Crowdsourcing is thriving as a low-cost outsourcing mechanism. Unfortunately, many Web service abusers are using crowdsourcing to mount attacks on popular Web services such as Google, Yahoo and Facebook. Thus, crowdsourcing sites and Web service providers need ways to control the influx of abuse-related jobs. In this project, we use topic modeling to identify abuse-related job postings on Freelancer.com, a popular site for crowdsourcing.
In our AISec-11 paper , we explored the use of latent Dirichlet allocation (LDA) on our Freelancer data set. Our analysis suggests that LDA can provide an effective and largely automated tool for monitoring abuse jobs.
Going forward, we are applying more sophisticated topic models to the data set. Please feel free to check back for updates. The Freelancer data set is available in the Data Set section.

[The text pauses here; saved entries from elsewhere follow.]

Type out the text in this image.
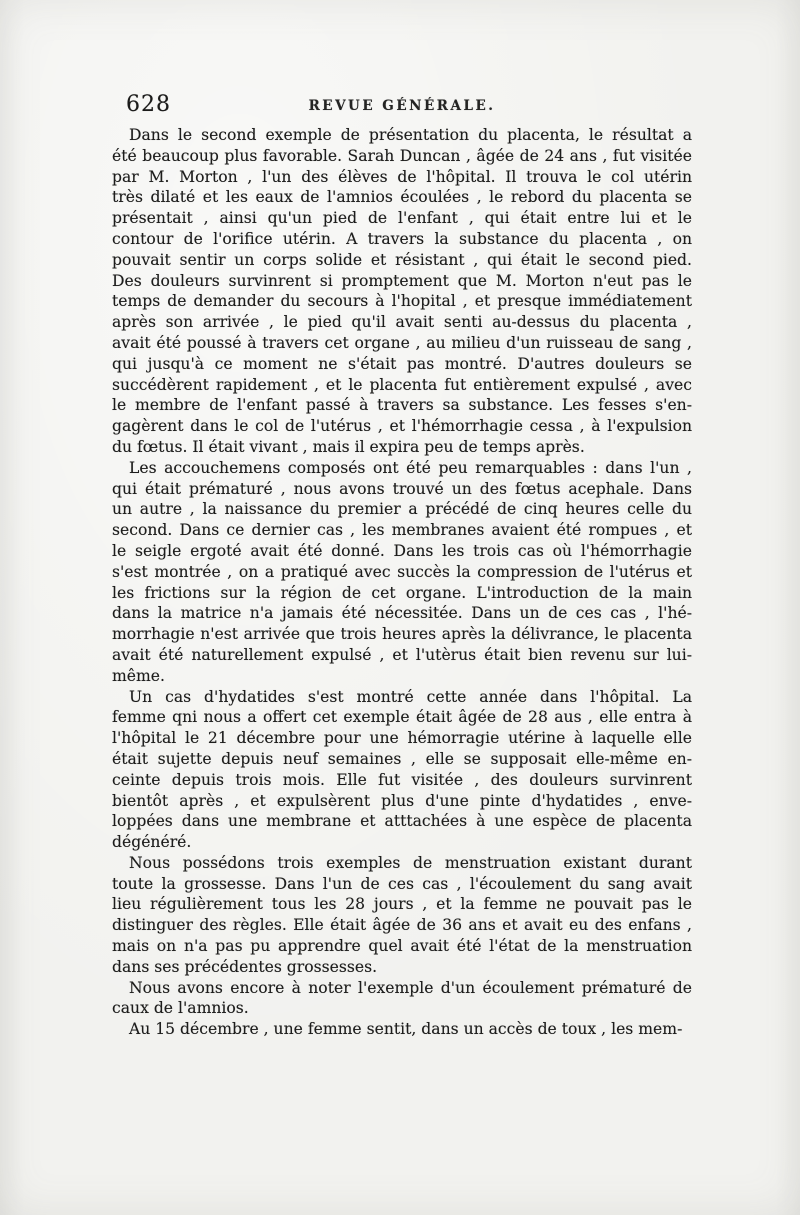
628	REVUE GÉNÉRALE.
Dans le second exemple de présentation du placenta, le résultat a
été beaucoup plus favorable. Sarah Duncan , âgée de 24 ans , fut visitée
par M. Morton , l'un des élèves de l'hôpital. Il trouva le col utérin
très dilaté et les eaux de l'amnios écoulées , le rebord du placenta se
présentait , ainsi qu'un pied de l'enfant , qui était entre lui et le
contour de l'orifice utérin. A travers la substance du placenta , on
pouvait sentir un corps solide et résistant , qui était le second pied.
Des douleurs survinrent si promptement que M. Morton n'eut pas le
temps de demander du secours à l'hopital , et presque immédiatement
après son arrivée , le pied qu'il avait senti au-dessus du placenta ,
avait été poussé à travers cet organe , au milieu d'un ruisseau de sang ,
qui jusqu'à ce moment ne s'était pas montré. D'autres douleurs se
succédèrent rapidement , et le placenta fut entièrement expulsé , avec
le membre de l'enfant passé à travers sa substance. Les fesses s'en-
gagèrent dans le col de l'utérus , et l'hémorrhagie cessa , à l'expulsion
du fœtus. Il était vivant , mais il expira peu de temps après.
Les accouchemens composés ont été peu remarquables : dans l'un ,
qui était prématuré , nous avons trouvé un des fœtus acephale. Dans
un autre , la naissance du premier a précédé de cinq heures celle du
second. Dans ce dernier cas , les membranes avaient été rompues , et
le seigle ergoté avait été donné. Dans les trois cas où l'hémorrhagie
s'est montrée , on a pratiqué avec succès la compression de l'utérus et
les frictions sur la région de cet organe. L'introduction de la main
dans la matrice n'a jamais été nécessitée. Dans un de ces cas , l'hé-
morrhagie n'est arrivée que trois heures après la délivrance, le placenta
avait été naturellement expulsé , et l'utèrus était bien revenu sur lui-
même.
Un cas d'hydatides s'est montré cette année dans l'hôpital. La
femme qni nous a offert cet exemple était âgée de 28 aus , elle entra à
l'hôpital le 21 décembre pour une hémorragie utérine à laquelle elle
était sujette depuis neuf semaines , elle se supposait elle-même en-
ceinte depuis trois mois. Elle fut visitée , des douleurs survinrent
bientôt après , et expulsèrent plus d'une pinte d'hydatides , enve-
loppées dans une membrane et atttachées à une espèce de placenta
dégénéré.
Nous possédons trois exemples de menstruation existant durant
toute la grossesse. Dans l'un de ces cas , l'écoulement du sang avait
lieu régulièrement tous les 28 jours , et la femme ne pouvait pas le
distinguer des règles. Elle était âgée de 36 ans et avait eu des enfans ,
mais on n'a pas pu apprendre quel avait été l'état de la menstruation
dans ses précédentes grossesses.
Nous avons encore à noter l'exemple d'un écoulement prématuré de
caux de l'amnios.
Au 15 décembre , une femme sentit, dans un accès de toux , les mem-
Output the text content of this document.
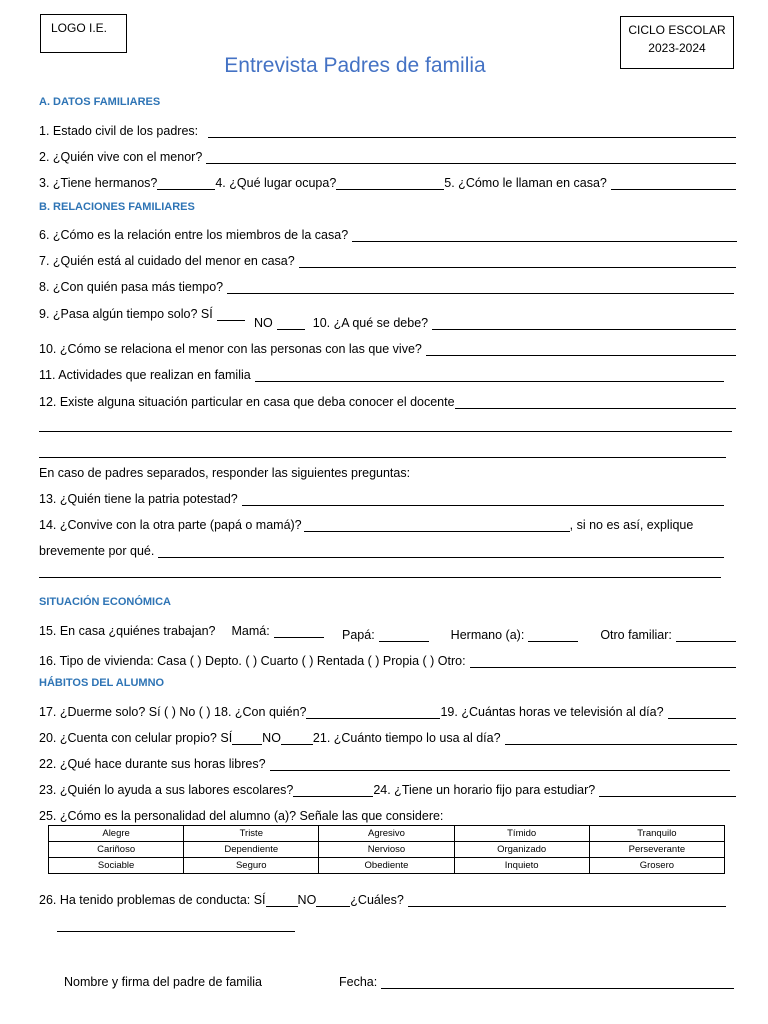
LOGO I.E.	CICLO ESCOLAR
2023-2024
Entrevista Padres de familia
A. DATOS FAMILIARES
1. Estado civil de los padres:
2. ¿Quién vive con el menor?
3. ¿Tiene hermanos?	4. ¿Qué lugar ocupa?	5. ¿Cómo le llaman en casa?
B. RELACIONES FAMILIARES
6. ¿Cómo es la relación entre los miembros de la casa?
7. ¿Quién está al cuidado del menor en casa?
8. ¿Con quién pasa más tiempo?
9. ¿Pasa algún tiempo solo? SÍ
NO	10. ¿A qué se debe?
10. ¿Cómo se relaciona el menor con las personas con las que vive?
11. Actividades que realizan en familia
12. Existe alguna situación particular en casa que deba conocer el docente
En caso de padres separados, responder las siguientes preguntas:
13. ¿Quién tiene la patria potestad?
14. ¿Convive con la otra parte (papá o mamá)?	, si no es así, explique
brevemente por qué.
SITUACIÓN ECONÓMICA
15. En casa ¿quiénes trabajan? Mamá:	Papá:	Hermano (a):	Otro familiar:
16. Tipo de vivienda: Casa ( ) Depto. ( ) Cuarto ( ) Rentada ( ) Propia ( ) Otro:
HÁBITOS DEL ALUMNO
17. ¿Duerme solo? Sí ( ) No ( ) 18. ¿Con quién?	19. ¿Cuántas horas ve televisión al día?
20. ¿Cuenta con celular propio? SÍ NO	21. ¿Cuánto tiempo lo usa al día?
22. ¿Qué hace durante sus horas libres?
23. ¿Quién lo ayuda a sus labores escolares?	24. ¿Tiene un horario fijo para estudiar?
25. ¿Cómo es la personalidad del alumno (a)? Señale las que considere:
Alegre	Triste	Agresivo	Tímido	Tranquilo
Cariñoso	Dependiente	Nervioso	Organizado	Perseverante
Sociable	Seguro	Obediente	Inquieto	Grosero
26. Ha tenido problemas de conducta: SÍ	NO	¿Cuáles?
Nombre y firma del padre de familia	Fecha:
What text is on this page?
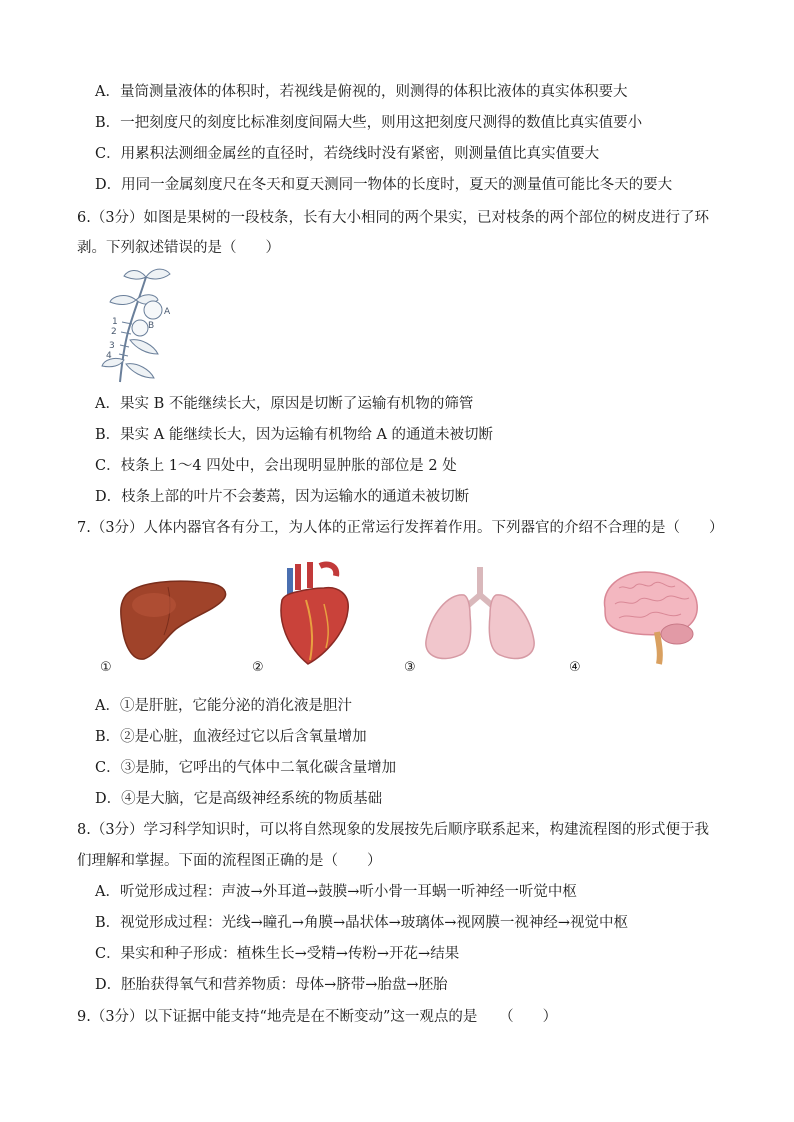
A．量筒测量液体的体积时，若视线是俯视的，则测得的体积比液体的真实体积要大
B．一把刻度尺的刻度比标准刻度间隔大些，则用这把刻度尺测得的数值比真实值要小
C．用累积法测细金属丝的直径时，若绕线时没有紧密，则测量值比真实值要大
D．用同一金属刻度尺在冬天和夏天测同一物体的长度时，夏天的测量值可能比冬天的要大
6.（3分）如图是果树的一段枝条，长有大小相同的两个果实，已对枝条的两个部位的树皮进行了环
剥。下列叙述错误的是（　　）
A
B
1
2
3
4
A．果实 B 不能继续长大，原因是切断了运输有机物的筛管
B．果实 A 能继续长大，因为运输有机物给 A 的通道未被切断
C．枝条上 1～4 四处中，会出现明显肿胀的部位是 2 处
D．枝条上部的叶片不会萎蔫，因为运输水的通道未被切断
7.（3分）人体内器官各有分工，为人体的正常运行发挥着作用。下列器官的介绍不合理的是（　　）
①	②	③	④
A．①是肝脏，它能分泌的消化液是胆汁
B．②是心脏，血液经过它以后含氧量增加
C．③是肺，它呼出的气体中二氧化碳含量增加
D．④是大脑，它是高级神经系统的物质基础
8.（3分）学习科学知识时，可以将自然现象的发展按先后顺序联系起来，构建流程图的形式便于我
们理解和掌握。下面的流程图正确的是（　　）
A．听觉形成过程：声波→外耳道→鼓膜→听小骨一耳蜗一听神经一听觉中枢
B．视觉形成过程：光线→瞳孔→角膜→晶状体→玻璃体→视网膜一视神经→视觉中枢
C．果实和种子形成：植株生长→受精→传粉→开花→结果
D．胚胎获得氧气和营养物质：母体→脐带→胎盘→胚胎
9.（3分）以下证据中能支持“地壳是在不断变动”这一观点的是　　（　　）
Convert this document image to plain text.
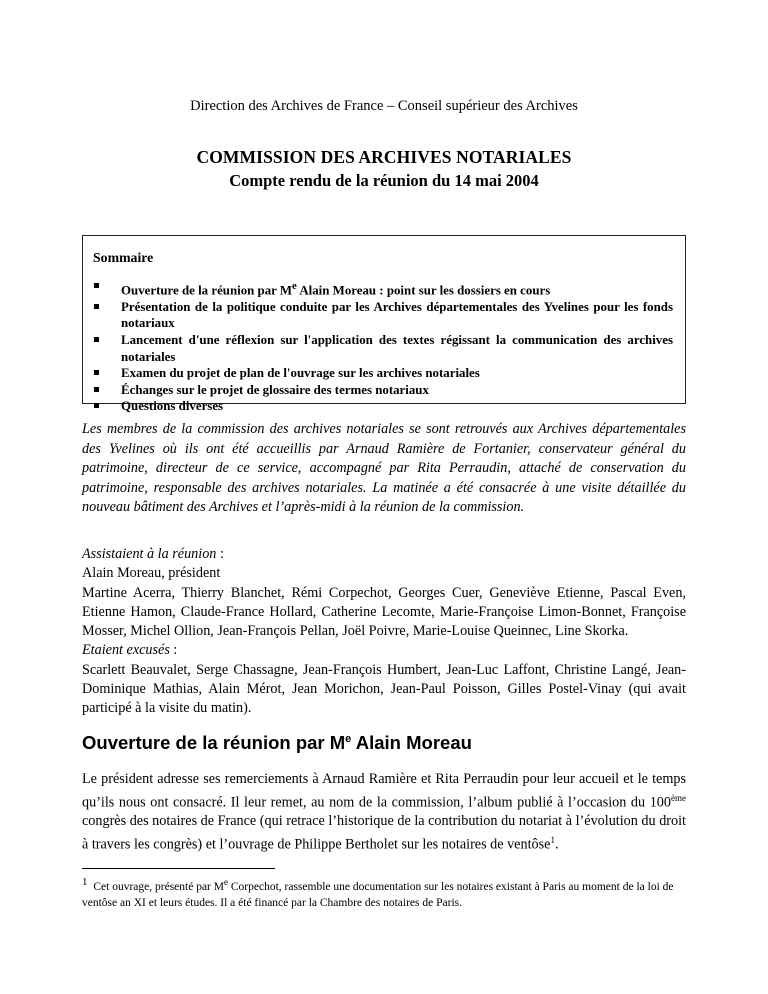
Direction des Archives de France – Conseil supérieur des Archives
COMMISSION DES ARCHIVES NOTARIALES
Compte rendu de la réunion du 14 mai 2004
Sommaire
Ouverture de la réunion par Me Alain Moreau : point sur les dossiers en cours
Présentation de la politique conduite par les Archives départementales des Yvelines pour les fonds notariaux
Lancement d'une réflexion sur l'application des textes régissant la communication des archives notariales
Examen du projet de plan de l'ouvrage sur les archives notariales
Échanges sur le projet de glossaire des termes notariaux
Questions diverses
Les membres de la commission des archives notariales se sont retrouvés aux Archives départementales des Yvelines où ils ont été accueillis par Arnaud Ramière de Fortanier, conservateur général du patrimoine, directeur de ce service, accompagné par Rita Perraudin, attaché de conservation du patrimoine, responsable des archives notariales. La matinée a été consacrée à une visite détaillée du nouveau bâtiment des Archives et l’après-midi à la réunion de la commission.
Assistaient à la réunion :
Alain Moreau, président
Martine Acerra, Thierry Blanchet, Rémi Corpechot, Georges Cuer, Geneviève Etienne, Pascal Even, Etienne Hamon, Claude-France Hollard, Catherine Lecomte, Marie-Françoise Limon-Bonnet, Françoise Mosser, Michel Ollion, Jean-François Pellan, Joël Poivre, Marie-Louise Queinnec, Line Skorka.
Etaient excusés :
Scarlett Beauvalet, Serge Chassagne, Jean-François Humbert, Jean-Luc Laffont, Christine Langé, Jean-Dominique Mathias, Alain Mérot, Jean Morichon, Jean-Paul Poisson, Gilles Postel-Vinay (qui avait participé à la visite du matin).
Ouverture de la réunion par Me Alain Moreau
Le président adresse ses remerciements à Arnaud Ramière et Rita Perraudin pour leur accueil et le temps qu’ils nous ont consacré. Il leur remet, au nom de la commission, l’album publié à l’occasion du 100ème congrès des notaires de France (qui retrace l’historique de la contribution du notariat à l’évolution du droit à travers les congrès) et l’ouvrage de Philippe Bertholet sur les notaires de ventôse$^1$.
1 Cet ouvrage, présenté par Me Corpechot, rassemble une documentation sur les notaires existant à Paris au moment de la loi de ventôse an XI et leurs études. Il a été financé par la Chambre des notaires de Paris.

Do-kyum Kim, Marti Motoyama, Geoffrey M. Voelker and Lawrence K. Saul,
Topic Modeling of Freelance Job Postings to Monitor Web Service Abuse
Proceedings of the 4th ACM workshop on Artificial Intelligence and Security (AISec), Chicago, IL, Oct 2011.
From the job postings on Freelancer.com , we built a term-document matrix of 27,600 terms and 355,386 documents. For preprocessing procedures, please refer to our AISec-11 paper . If you use the data set in published work, please cite the AISec-11 paper .
Description of the Dictionary File
Each line of the file contains a term and its document frequency. The term and frequency is separated by a tab character.
Description of the Term-document Matrix Files
The first line of the file contains the number of documents, and the second line has the number of terms.
Next, each document is represented as:
# of distinct terms in the document
index of the first term: term frequency of the first term
index of the second term: term frequency of the second term